スライムは近くの水たまりに近づき、その水の飲んだ。しかしその水は毒をたっぷり含んでいた。
ブオオー、とスライムは叫んだ後、飲んだ水を含む自分の体の一部を吐き出した。
スライムはブオオー、ブオオーと悲しそうに鳴きながら、水を探しに移動しだした。
そして、また火矢攻撃と、火炎弾攻撃がスライムを襲った。今回はスライムの隙を付けたようで、その体の一部が吹き飛んだ。
ブオオーとスライムが鳴いた。
スライムは、周辺の水たまりから水を補給しようとしたが、どこの水たまりにも大量の毒が含まれているのを知っただけだった。

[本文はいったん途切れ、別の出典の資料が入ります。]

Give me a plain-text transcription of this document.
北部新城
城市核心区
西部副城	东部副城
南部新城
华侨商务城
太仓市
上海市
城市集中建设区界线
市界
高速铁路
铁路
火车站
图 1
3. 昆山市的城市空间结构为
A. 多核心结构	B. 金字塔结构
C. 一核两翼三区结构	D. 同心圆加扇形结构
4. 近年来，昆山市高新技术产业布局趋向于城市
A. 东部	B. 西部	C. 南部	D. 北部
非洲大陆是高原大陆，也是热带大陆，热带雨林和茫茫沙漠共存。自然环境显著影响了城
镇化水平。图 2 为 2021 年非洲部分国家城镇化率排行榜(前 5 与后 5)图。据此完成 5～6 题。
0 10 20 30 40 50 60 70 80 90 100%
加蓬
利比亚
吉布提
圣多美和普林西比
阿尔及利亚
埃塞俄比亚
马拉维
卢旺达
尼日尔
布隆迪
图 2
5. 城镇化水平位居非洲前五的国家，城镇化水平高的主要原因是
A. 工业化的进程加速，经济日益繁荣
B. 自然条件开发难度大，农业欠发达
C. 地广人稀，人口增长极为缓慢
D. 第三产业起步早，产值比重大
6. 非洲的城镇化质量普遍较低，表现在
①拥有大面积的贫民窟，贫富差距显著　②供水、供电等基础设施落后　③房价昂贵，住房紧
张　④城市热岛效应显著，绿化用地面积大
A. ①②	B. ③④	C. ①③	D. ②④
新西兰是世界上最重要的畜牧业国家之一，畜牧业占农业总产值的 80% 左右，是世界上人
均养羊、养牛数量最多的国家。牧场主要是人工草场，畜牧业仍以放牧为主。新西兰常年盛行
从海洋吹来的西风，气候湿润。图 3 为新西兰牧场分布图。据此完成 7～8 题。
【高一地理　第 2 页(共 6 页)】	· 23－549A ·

スライムはブオオー、ブオオーと鳴きながら、きれいな水を探し続けたが、全く見つからなかった。
ブオオーとという鳴き声が段々悲しげになってきた。
その作戦が何日も続いた。
スライムに向かって、火矢と、火炎弾が撃ち込まれ続けた。
スライムは段々と小さくなってきていった。
ブオオー、その鳴き声は哀愁を帯びだしていた。
そして、その声を聴き続けていたマリーベルの精神が弱って来た。
「あの声が耳を離れないの」
マリーベルは、疲れ切り腫れぼったい顔でそう言った。
あまり寝られていないようだった。
「マリー、もうどうすればいいかは良く分かった。君がここにいる必要はない。眠れていないんだろう。ベルゲンに送るからそこで療養してくれ」
「でも、まだ事件は解決していません」
「いや、目途はついている。このまま消耗戦を続けても最後は倒せると思うが、それは時間がかかると思う。そこで、とどめをさす必殺の武器を王都から輸送させている。それであれを仕留める」
「それは何」
「騎士団総長より絶対口外するなとの命令を受けている。残念だがマリーにもそれは言えない。が、これで絶対に解決する」
「私の大事なマリーが弱っていくのはは見たくない、ベルゲンで吉報を待っていてくれないか」
俺は、マリーベルの目を見てそう言った。
「分かったわ、私はベルゲンであなたを待ちます。なるべく早く来てね」
そういうと、マリーベルは俺の頬にキスをして、そのまま去っていった。
俺は、キスしてくれた頬に触った。体の奥底から力が湧き出すのが分かった。こいつは本気の本気を出さなくちゃあな。
スライムは連続した火炎攻撃により、かなり縮小し、大きさが10メートルを割っていた。これなら、何とかなるだろう。
そして、王都から最新鋭の巨大バリスタが到着した。